On 28 November 2012, the Information Commissioner's Office ("ICO"), following an 18 month investigation of the activities of Tetrus Telecoms, has issued its first fine under the Privacy and Electronic Communications Regulations since these powers were approved in January 2012.  The ICO's investigation discovered that Tetrus Telecom, jointly owned by Christopher Niebel and Gary McNeish, were sending large volumes of unsolicited text messages from offices in Stockport and Birmingham without the consent of the recipient or identifying the sender.  Any replies received to these messages were then used to generate leads that were sold to other companies at a considerable profit.
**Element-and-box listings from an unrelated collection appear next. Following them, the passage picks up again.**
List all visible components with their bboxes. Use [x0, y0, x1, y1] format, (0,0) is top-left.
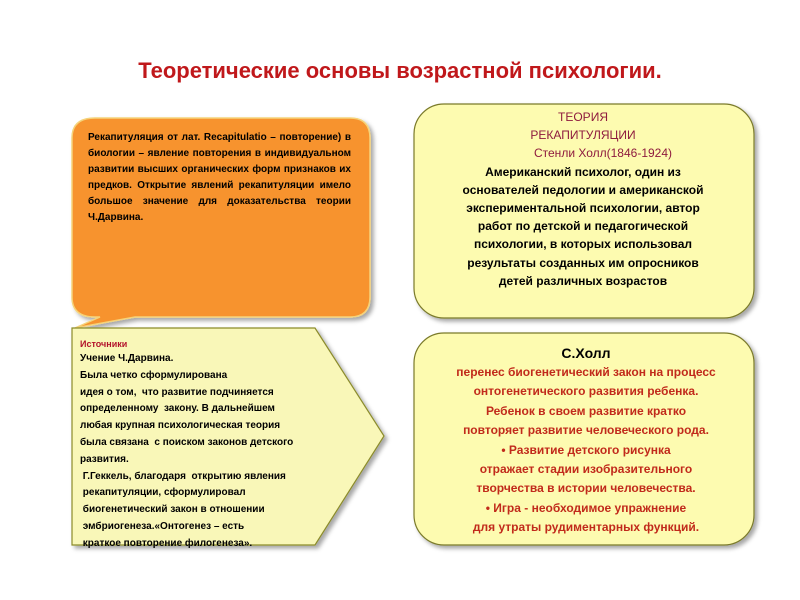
- sources-line: Была четко сформулирована: [80, 369, 228, 381]
- hall-line: для утраты рудиментарных функций.: [472, 520, 700, 535]
- theory-body-line: основателей педологии и американской: [462, 182, 704, 197]
- sources-line: развития.: [80, 453, 129, 465]
- theory-panel: [418, 108, 748, 290]
- theory-body-line: работ по детской и педагогической: [477, 219, 689, 234]
- sources-line: краткое повторение филогенеза».: [80, 537, 253, 549]
- hall-name: С.Холл: [561, 345, 611, 361]
- hall-line: повторяет развитие человеческого рода.: [463, 423, 709, 438]
- hall-line: Ребенок в своем развитие кратко: [485, 403, 687, 418]
- sources-line: Г.Геккель, благодаря открытию явления: [80, 470, 286, 482]
- theory-body-line: Американский психолог, один из: [485, 164, 681, 179]
- sources-line: биогенетический закон в отношении: [80, 504, 265, 516]
- theory-body-line: экспериментальной психологии, автор: [466, 201, 700, 216]
- hall-panel: [418, 343, 754, 538]
- hall-line: • Игра - необходимое упражнение: [485, 500, 687, 515]
- slide-title: Теоретические основы возрастной психологии.: [138, 58, 662, 83]
- sources-heading: Источники: [80, 339, 128, 349]
- hall-line: отражает стадии изобразительного: [479, 462, 693, 477]
- sources-line: Учение Ч.Дарвина.: [80, 353, 174, 364]
- theory-body-line: результаты созданных им опросников: [467, 255, 699, 270]
- sources-line: рекапитуляции, сформулировал: [80, 487, 246, 499]
- recapitulation-definition-text: Рекапитуляция от лат. Recapitulatio – повторение) в биологии – явление повторения в индивидуальном развитии высших органических форм признаков их предков. Открытие явлений рекапитуляции имело большое значение для доказательства теории Ч.Дарвина.: [88, 132, 351, 223]
- sources-line: эмбриогенеза.«Онтогенез – есть: [80, 520, 245, 532]
- hall-line: перенес биогенетический закон на процесс: [456, 365, 716, 379]
- theory-heading-line2: РЕКАПИТУЛЯЦИИ: [530, 128, 636, 143]
- hall-line: творчества в истории человечества.: [476, 481, 696, 496]
- sources-line: определенному закону. В дальнейшем: [80, 403, 275, 415]
- theory-heading-line1: ТЕОРИЯ: [558, 110, 608, 124]
- hall-line: • Развитие детского рисунка: [501, 442, 671, 457]
- theory-body-line: детей различных возрастов: [498, 273, 668, 288]
- sources-line: идея о том, что развитие подчиняется: [80, 386, 274, 398]
- hall-line: онтогенетического развития ребенка.: [473, 384, 699, 399]
- sources-line: любая крупная психологическая теория: [80, 420, 281, 432]
- recapitulation-definition: [88, 130, 351, 226]
- theory-author: Стенли Холл(1846-1924): [533, 146, 673, 161]
- sources-line: была связана с поиском законов детского: [80, 436, 294, 448]
- sources-panel: [80, 337, 345, 553]
- theory-body-line: психологии, в которых использовал: [474, 237, 692, 252]
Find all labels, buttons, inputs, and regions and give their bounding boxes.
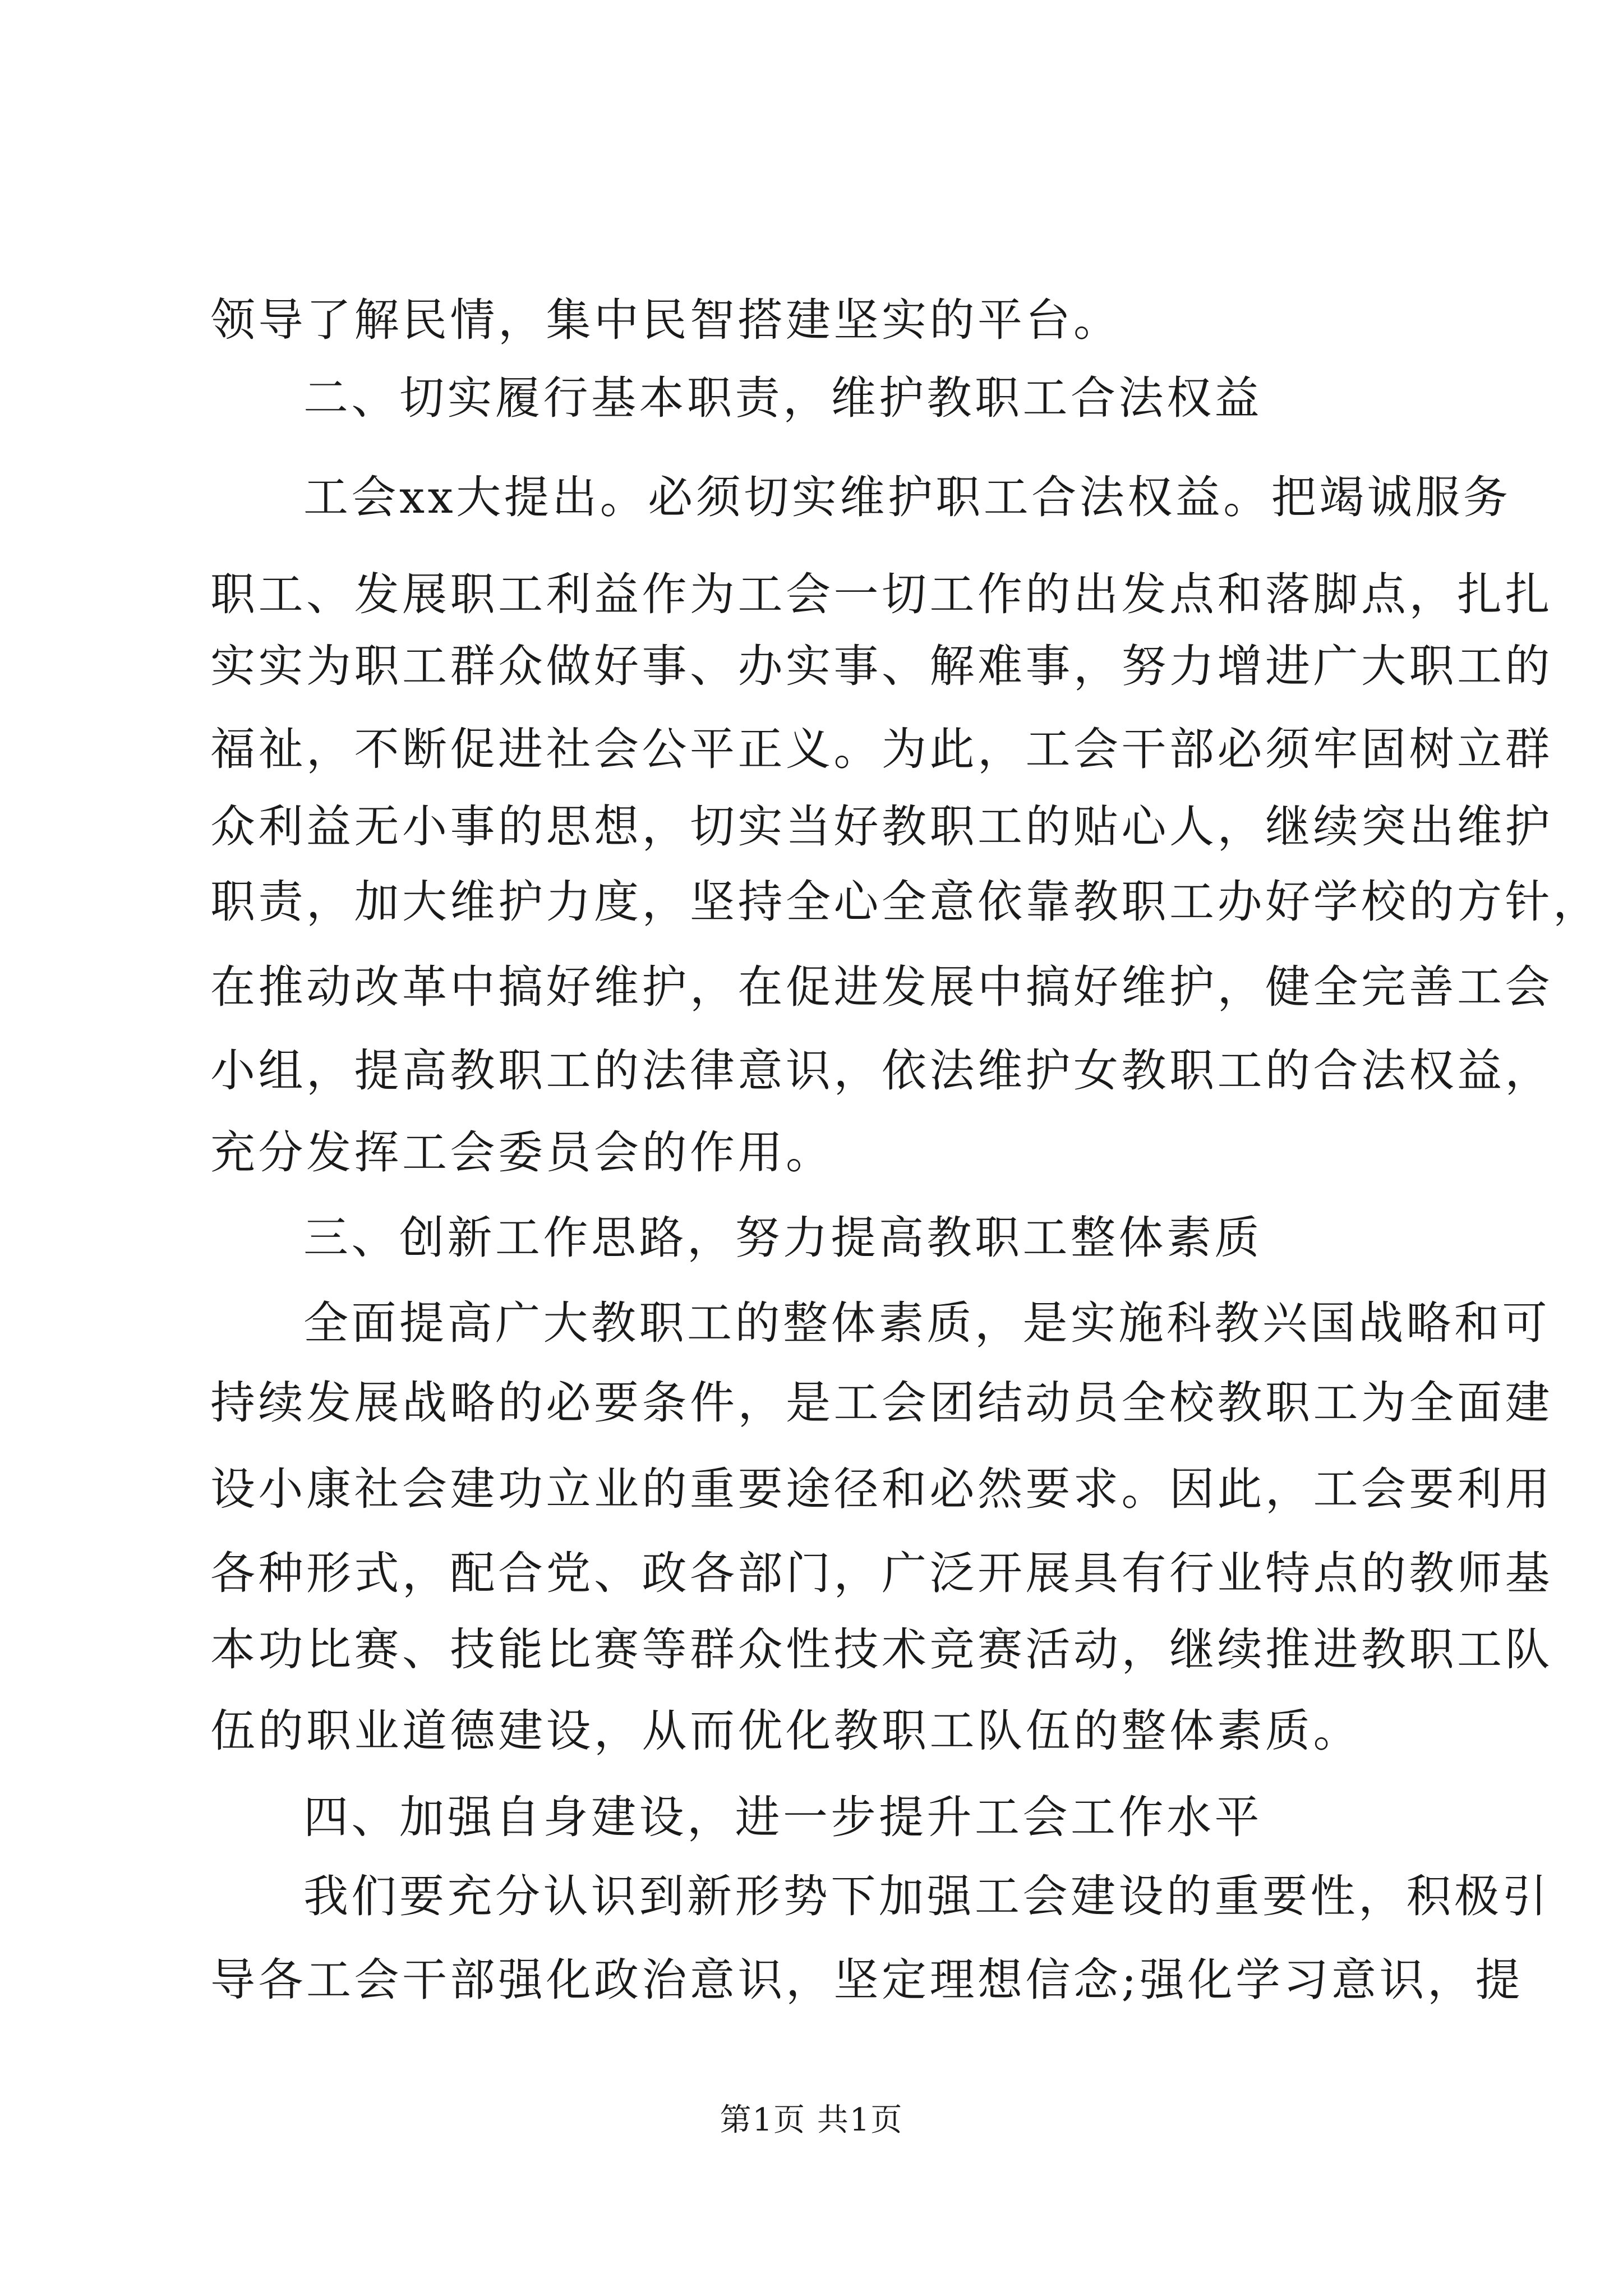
paragraph-line: 持续发展战略的必要条件，是工会团结动员全校教职工为全面建 (210, 1377, 1553, 1429)
paragraph-line: 领导了解民情，集中民智搭建坚实的平台。 (210, 294, 1122, 346)
paragraph-line: 众利益无小事的思想，切实当好教职工的贴心人，继续突出维护 (210, 800, 1553, 853)
paragraph-line: 我们要充分认识到新形势下加强工会建设的重要性，积极引 (303, 1870, 1550, 1922)
paragraph-line: 实实为职工群众做好事、办实事、解难事，努力增进广大职工的 (210, 640, 1553, 692)
paragraph-line: 职责，加大维护力度，坚持全心全意依靠教职工办好学校的方针， (210, 876, 1601, 928)
paragraph-line: 全面提高广大教职工的整体素质，是实施科教兴国战略和可 (303, 1297, 1550, 1349)
paragraph-line: 设小康社会建功立业的重要途径和必然要求。因此，工会要利用 (210, 1463, 1553, 1515)
paragraph-line: 福祉，不断促进社会公平正义。为此，工会干部必须牢固树立群 (210, 723, 1553, 775)
paragraph-line: 小组，提高教职工的法律意识，依法维护女教职工的合法权益， (210, 1045, 1553, 1097)
paragraph-line: 在推动改革中搞好维护，在促进发展中搞好维护，健全完善工会 (210, 961, 1553, 1013)
paragraph-line: 本功比赛、技能比赛等群众性技术竞赛活动，继续推进教职工队 (210, 1623, 1553, 1676)
paragraph-line: 导各工会干部强化政治意识，坚定理想信念;强化学习意识，提 (210, 1954, 1523, 2006)
section-heading: 三、创新工作思路，努力提高教职工整体素质 (303, 1212, 1262, 1264)
paragraph-line: 工会xx大提出。必须切实维护职工合法权益。把竭诚服务 (303, 471, 1511, 523)
paragraph-line: 职工、发展职工利益作为工会一切工作的出发点和落脚点，扎扎 (210, 568, 1553, 620)
paragraph-line: 充分发挥工会委员会的作用。 (210, 1126, 834, 1179)
section-heading: 二、切实履行基本职责，维护教职工合法权益 (303, 372, 1262, 424)
page-footer: 第1页 共1页 (720, 2102, 903, 2138)
paragraph-line: 伍的职业道德建设，从而优化教职工队伍的整体素质。 (210, 1705, 1361, 1757)
section-heading: 四、加强自身建设，进一步提升工会工作水平 (303, 1791, 1262, 1843)
paragraph-line: 各种形式，配合党、政各部门，广泛开展具有行业特点的教师基 (210, 1547, 1553, 1599)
Tetrus Telecom was set up in 2009 and is believed to have been operational since then.  The evidence collected by the ICO showed that Tetrus Telecom was using unregistered pay-as-you-go Sim cards to send out as many as 840,000 illegal text messages a day generating an income of £7,000-£8,000 a day.  The fine imposed by the ICO was split, with Christopher Niebel being required to pay £300,000 and Gary McNeish, who appeared to have taken less out of the business, £140,000.

The ICO is able to levy fines of up to £500,000 for serious breaches of the Data Protection Act 1998 as well as PECR.  This is not only its first fine under PECR, but represents the highest fine the ICO has issued so far using its civil penalty powers.  It is clearly pitched as a warning to others.  SPAM texts generate a considerable number of complaints to the ICO and the ICO has set up a specific task force which is focused on this area of non-compliance.